Of the 476 drug-related deaths investigated by the Office of the Medical Examiner in 2006, nearly two-thirds -- or 307 -- were from an overdose of legal drugs. Of the victims, whose average age was 42, 51 percent were male.

Utah had 274 traffic fatalities in 2006.

"Prescription drug deaths, all drug deaths, actually are an epidemic in Utah," said Dr. Todd Grey, Utah's chief medical examiner.

All but four counties in Utah had at least one death from a legal drug overdose and only about one-third of the state's drug related deaths were from the use of illicit, illegal drugs, primarily cocaine and heroin, Grey said.

Among the prescription narcotics most commonly linked to overdose deaths are methadone, morphine, oxycodone, hydrocodone and fentanyl. Deaths occur most commonly when multiple drugs are used, Grey said.
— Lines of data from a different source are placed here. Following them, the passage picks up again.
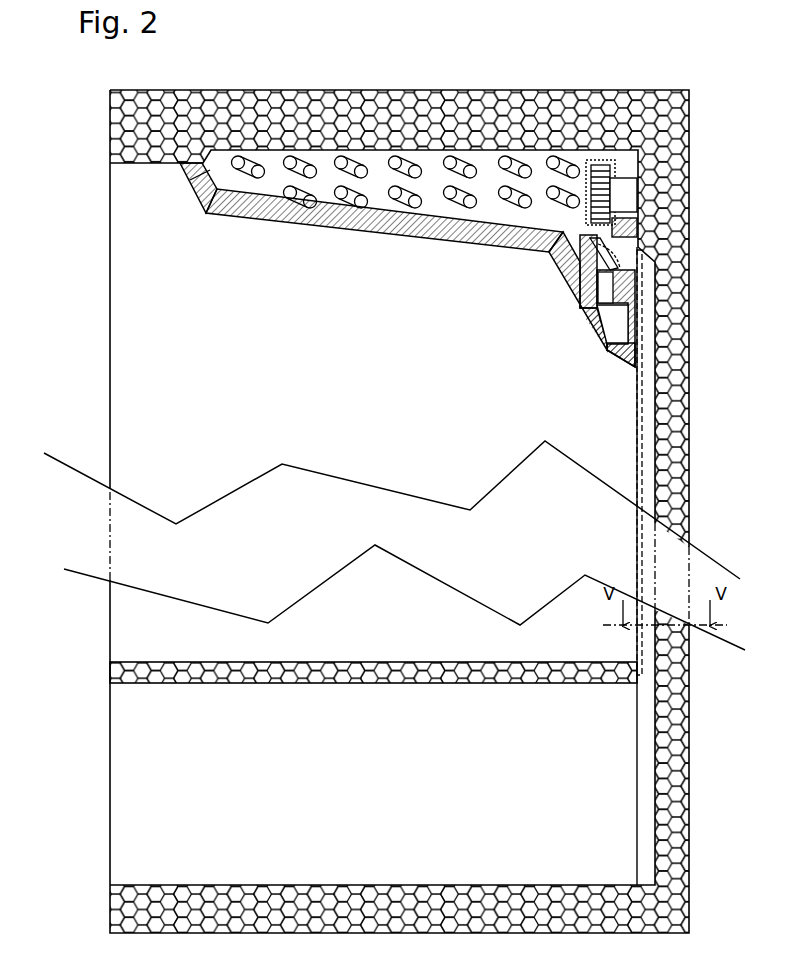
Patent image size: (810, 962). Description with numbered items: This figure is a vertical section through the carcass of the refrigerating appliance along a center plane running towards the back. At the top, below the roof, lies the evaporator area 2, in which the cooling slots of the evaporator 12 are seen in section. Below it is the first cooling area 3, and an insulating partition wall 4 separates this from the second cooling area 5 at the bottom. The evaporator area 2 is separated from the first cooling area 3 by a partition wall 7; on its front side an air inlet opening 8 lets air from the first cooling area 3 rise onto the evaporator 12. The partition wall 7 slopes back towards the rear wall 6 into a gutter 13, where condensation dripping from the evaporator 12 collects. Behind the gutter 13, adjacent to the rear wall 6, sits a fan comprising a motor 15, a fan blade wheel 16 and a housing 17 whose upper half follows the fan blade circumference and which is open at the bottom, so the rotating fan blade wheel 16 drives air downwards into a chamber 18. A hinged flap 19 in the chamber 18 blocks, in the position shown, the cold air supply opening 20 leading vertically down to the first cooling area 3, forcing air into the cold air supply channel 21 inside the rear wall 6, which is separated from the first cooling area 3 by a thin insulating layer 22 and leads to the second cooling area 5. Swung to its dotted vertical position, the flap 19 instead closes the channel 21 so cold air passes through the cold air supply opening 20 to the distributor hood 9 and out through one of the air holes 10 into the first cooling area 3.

The evaporator area 2 is at (430, 165).
The first cooling area 3 is at (347, 389).
The insulating partition wall 4 is at (358, 662).
The second cooling area 5 is at (361, 783).
The rear wall 6 is at (677, 413).
The partition wall 7 is at (263, 217).
The air inlet opening 8 is at (205, 188).
The distributor hood 9 is at (605, 372).
The air holes 10 is at (607, 332).
The evaporator 12 is at (363, 170).
The gutter 13 is at (575, 250).
The motor 15 is at (628, 193).
The fan blade wheel 16 is at (613, 174).
The housing 17 is at (603, 160).
The chamber 18 is at (610, 238).
The hinged flap 19 is at (593, 270).
The cold air supply opening 20 is at (612, 293).
The cold air supply channel 21 is at (650, 313).
The thin insulating layer 22 is at (635, 448).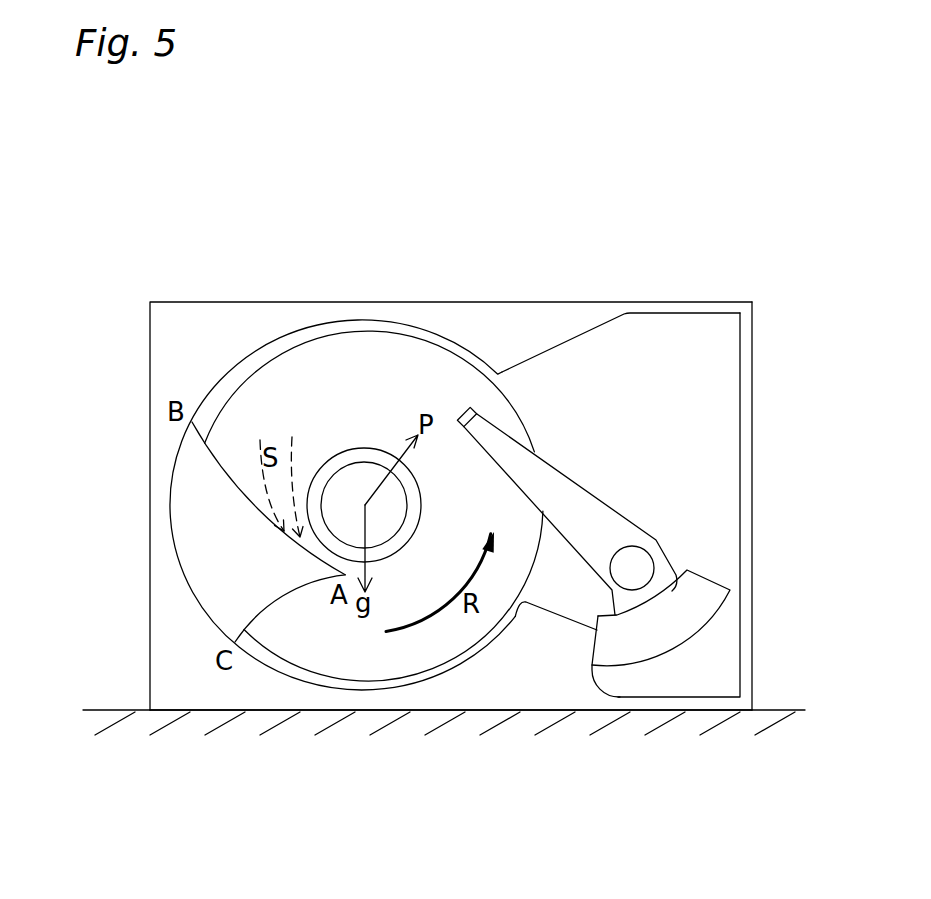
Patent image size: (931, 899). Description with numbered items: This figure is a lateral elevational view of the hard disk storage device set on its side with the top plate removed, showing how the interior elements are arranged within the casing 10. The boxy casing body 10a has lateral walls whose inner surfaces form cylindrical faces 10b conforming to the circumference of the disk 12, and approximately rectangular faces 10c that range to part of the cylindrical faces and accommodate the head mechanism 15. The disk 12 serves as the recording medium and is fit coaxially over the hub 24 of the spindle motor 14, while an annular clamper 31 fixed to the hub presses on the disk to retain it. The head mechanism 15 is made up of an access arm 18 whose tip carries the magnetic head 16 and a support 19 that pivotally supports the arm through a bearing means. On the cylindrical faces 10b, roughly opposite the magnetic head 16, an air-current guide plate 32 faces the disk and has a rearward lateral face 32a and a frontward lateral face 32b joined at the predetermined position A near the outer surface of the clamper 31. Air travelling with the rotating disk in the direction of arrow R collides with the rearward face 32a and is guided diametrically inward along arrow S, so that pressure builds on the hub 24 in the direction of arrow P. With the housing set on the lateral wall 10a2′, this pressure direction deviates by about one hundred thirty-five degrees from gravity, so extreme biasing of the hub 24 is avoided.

Data from the medical examiner's office shows a common lethal drug mix includes narcotics with a sleep aid and an anti-anxiety drug, he said.

"Quite frankly, it's something we have to do something about," said Grey, adding that "2007 is certainly on track for being even worse in terms of prescription-related deaths that my office is investigating."

A task force mandated by the Utah Legislature will study prescription drug abuse over the next two years.

Comprised of experts from the Utah Department of Health, the medical examiner, Labor Commission, Division of Occupational and Professional Licensure and the office of the Utah Attorney General, the group is charged with developing best practices guidelines for prescription pain medication use for doctors and education programs for the public.

"This is going to enable us to save hundreds and hundreds of lives," Utah Department of Health Executive Director David Sundwall said.

A primary tool for the task force will be Utah's Controlled Substance Database, which since 1996 has recorded the more than 32 million prescriptions issued by physicians to patients statewide. Held by the licensure department the information is currently used to track patients who "doctor shop" or physicians writing an inordinate number of prescriptions and could provide the task force with information about the growth and patterns of legal-drug use in Utah.

The challenge for the task force will be to "find a balance between the education of the risks with the very legitimate need by some to use the medications," state epidemiologist Dr. Robert Rolfs said.